ALBERT NOBBS: 2 ½ STARS
The title character of “Albert Nobbs” is described as “the strangest an I ever met,” which makes sense because he’s actually a woman. Glenn Close, in an Academy Award nominated role, plays a woman who escaped a life of poverty by dressing as a man and taking a job at Morrison’s Hotel in 19th century Dublin.
When Albert meets the house painter Hubert Page (Janet McTeer), another woman living in drag and married to a woman, he is encouraged to escape the shackles of conservative Ireland and live a happy life. Her fatal attraction is Helen () a young maid who has eyes for the handsome new handy-man Joe Macken (Aaron Johnson).

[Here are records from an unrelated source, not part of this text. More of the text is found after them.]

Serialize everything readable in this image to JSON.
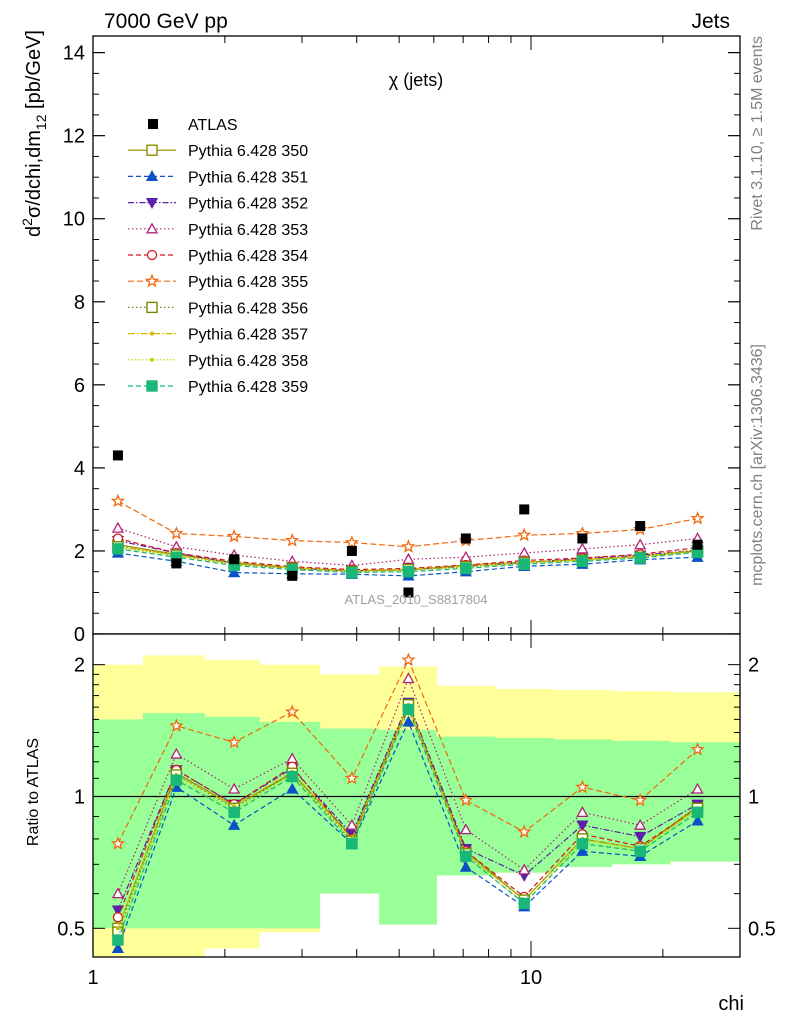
{
  "header": {
    "left": "7000 GeV pp",
    "right": "Jets"
  },
  "side_labels": {
    "rivet": "Rivet 3.1.10, ≥ 1.5M events",
    "mcplots": "mcplots.cern.ch [arXiv:1306.3436]"
  },
  "watermark": "ATLAS_2010_S8817804",
  "chart_data": [
    {
      "type": "scatter",
      "panel": "main",
      "title": "χ (jets)",
      "ylabel_parts": {
        "d": "d",
        "sup": "2",
        "body": "σ/dchi,dm",
        "sub": "12",
        "unit": " [pb/GeV]"
      },
      "x_scale": "log",
      "xlim": [
        1,
        30
      ],
      "ylim": [
        0,
        14.4
      ],
      "yticks": [
        0,
        2,
        4,
        6,
        8,
        10,
        12,
        14
      ],
      "ytick_labels": [
        "0",
        "2",
        "4",
        "6",
        "8",
        "10",
        "12",
        "14"
      ],
      "legend_position": "top-left",
      "x": [
        1.14,
        1.55,
        2.1,
        2.85,
        3.9,
        5.25,
        7.1,
        9.65,
        13.1,
        17.75,
        24.0
      ],
      "data": {
        "name": "ATLAS",
        "color": "#000000",
        "values": [
          4.3,
          1.7,
          1.8,
          1.4,
          2.0,
          1.0,
          2.3,
          3.0,
          2.3,
          2.6,
          2.15
        ]
      },
      "series": [
        {
          "name": "Pythia 6.428 350",
          "color": "#8b8b00",
          "marker": "open-square",
          "dash": "",
          "values": [
            2.15,
            1.92,
            1.72,
            1.6,
            1.52,
            1.55,
            1.66,
            1.73,
            1.79,
            1.87,
            2.0
          ]
        },
        {
          "name": "Pythia 6.428 351",
          "color": "#0b52c4",
          "marker": "filled-triangle-up",
          "dash": "5,3",
          "values": [
            1.95,
            1.75,
            1.48,
            1.45,
            1.44,
            1.4,
            1.5,
            1.63,
            1.68,
            1.79,
            1.85
          ]
        },
        {
          "name": "Pythia 6.428 352",
          "color": "#5b20a8",
          "marker": "filled-triangle-down",
          "dash": "6,2,1.5,2",
          "values": [
            2.25,
            1.95,
            1.7,
            1.58,
            1.52,
            1.55,
            1.63,
            1.72,
            1.82,
            1.9,
            2.02
          ]
        },
        {
          "name": "Pythia 6.428 353",
          "color": "#b0207a",
          "marker": "open-triangle-up",
          "dash": "1.5,2.5",
          "values": [
            2.55,
            2.1,
            1.9,
            1.75,
            1.65,
            1.8,
            1.85,
            1.95,
            2.05,
            2.15,
            2.3
          ]
        },
        {
          "name": "Pythia 6.428 354",
          "color": "#d41616",
          "marker": "open-circle",
          "dash": "5,3",
          "values": [
            2.3,
            1.95,
            1.75,
            1.62,
            1.55,
            1.58,
            1.66,
            1.77,
            1.83,
            1.92,
            2.08
          ]
        },
        {
          "name": "Pythia 6.428 355",
          "color": "#ef6a10",
          "marker": "open-star",
          "dash": "6,3",
          "values": [
            3.2,
            2.42,
            2.35,
            2.25,
            2.2,
            2.1,
            2.25,
            2.38,
            2.42,
            2.52,
            2.78
          ]
        },
        {
          "name": "Pythia 6.428 356",
          "color": "#6f8f00",
          "marker": "open-square",
          "dash": "1.5,2.5",
          "values": [
            2.1,
            1.9,
            1.68,
            1.58,
            1.5,
            1.55,
            1.62,
            1.72,
            1.78,
            1.85,
            2.0
          ]
        },
        {
          "name": "Pythia 6.428 357",
          "color": "#d4b800",
          "marker": "dot",
          "dash": "7,2,1.5,2",
          "values": [
            2.12,
            1.9,
            1.7,
            1.6,
            1.52,
            1.56,
            1.64,
            1.73,
            1.79,
            1.87,
            2.02
          ]
        },
        {
          "name": "Pythia 6.428 358",
          "color": "#b8d800",
          "marker": "dot",
          "dash": "1.5,2",
          "values": [
            2.08,
            1.88,
            1.68,
            1.58,
            1.5,
            1.53,
            1.6,
            1.7,
            1.77,
            1.85,
            1.99
          ]
        },
        {
          "name": "Pythia 6.428 359",
          "color": "#1ab878",
          "marker": "filled-square",
          "dash": "5,3",
          "values": [
            2.05,
            1.85,
            1.65,
            1.55,
            1.48,
            1.5,
            1.58,
            1.68,
            1.75,
            1.83,
            1.97
          ]
        }
      ]
    },
    {
      "type": "scatter",
      "panel": "ratio",
      "ylabel": "Ratio to ATLAS",
      "xlabel": "chi",
      "x_scale": "log",
      "y_scale": "log",
      "xlim": [
        1,
        30
      ],
      "ylim": [
        0.43,
        2.35
      ],
      "xticks": [
        1,
        10
      ],
      "xtick_labels": [
        "1",
        "10"
      ],
      "yticks": [
        0.5,
        1,
        2
      ],
      "ytick_labels": [
        "0.5",
        "1",
        "2"
      ],
      "reference_line": 1,
      "x_bins": [
        1,
        1.3,
        1.8,
        2.4,
        3.3,
        4.5,
        6.1,
        8.3,
        11.3,
        15.3,
        20.8,
        30
      ],
      "band_total": {
        "color": "#ffff99",
        "lower": [
          0.35,
          0.38,
          0.45,
          0.49,
          0.6,
          0.51,
          0.66,
          0.67,
          0.69,
          0.7,
          0.71
        ],
        "upper": [
          2.0,
          2.1,
          2.05,
          2.0,
          1.9,
          1.98,
          1.79,
          1.76,
          1.75,
          1.74,
          1.73
        ]
      },
      "band_stat": {
        "color": "#99ff99",
        "lower": [
          0.5,
          0.5,
          0.5,
          0.5,
          0.6,
          0.51,
          0.66,
          0.67,
          0.69,
          0.7,
          0.71
        ],
        "upper": [
          1.5,
          1.55,
          1.52,
          1.48,
          1.43,
          1.42,
          1.37,
          1.36,
          1.35,
          1.34,
          1.33
        ]
      },
      "series_ratio": [
        [
          0.5,
          1.13,
          0.95,
          1.13,
          0.81,
          1.62,
          0.75,
          0.58,
          0.8,
          0.76,
          0.95
        ],
        [
          0.45,
          1.05,
          0.86,
          1.04,
          0.78,
          1.48,
          0.69,
          0.56,
          0.75,
          0.73,
          0.88
        ],
        [
          0.55,
          1.15,
          0.96,
          1.16,
          0.82,
          1.64,
          0.76,
          0.66,
          0.86,
          0.81,
          0.96
        ],
        [
          0.6,
          1.25,
          1.04,
          1.22,
          0.86,
          1.86,
          0.84,
          0.68,
          0.92,
          0.86,
          1.04
        ],
        [
          0.53,
          1.15,
          0.96,
          1.17,
          0.8,
          1.6,
          0.75,
          0.59,
          0.82,
          0.77,
          0.94
        ],
        [
          0.78,
          1.45,
          1.33,
          1.56,
          1.1,
          2.05,
          0.98,
          0.83,
          1.05,
          0.98,
          1.28
        ],
        [
          0.49,
          1.12,
          0.94,
          1.13,
          0.79,
          1.62,
          0.74,
          0.58,
          0.8,
          0.76,
          0.94
        ],
        [
          0.5,
          1.12,
          0.95,
          1.14,
          0.8,
          1.62,
          0.74,
          0.58,
          0.8,
          0.76,
          0.94
        ],
        [
          0.48,
          1.1,
          0.93,
          1.12,
          0.78,
          1.6,
          0.73,
          0.57,
          0.79,
          0.75,
          0.93
        ],
        [
          0.47,
          1.09,
          0.92,
          1.11,
          0.78,
          1.58,
          0.73,
          0.57,
          0.78,
          0.75,
          0.92
        ]
      ]
    }
  ]
}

Close played the part of the fastidious butler Nobbs on stage thirty years ago and one can only imagine that the intervening years have deepened the performance. She embodies not only the physicality of the man, but the spirit as well. It’s a stunner of a performance, equally ingrained with repression, gentleness and secrecy.
Unfortunately the towering performances from Close and McTeer are blunted somewhat by a script that isn’t as interesting as the character study that is at the center of it.
It stumbles when it tries to address the larger issue of female poverty in a male dominated society and simply takes too long to make any point at all.
“Albert Nobbs” is a noble failure, a movie with great performances that wants to be important, but is done in by a shallow script.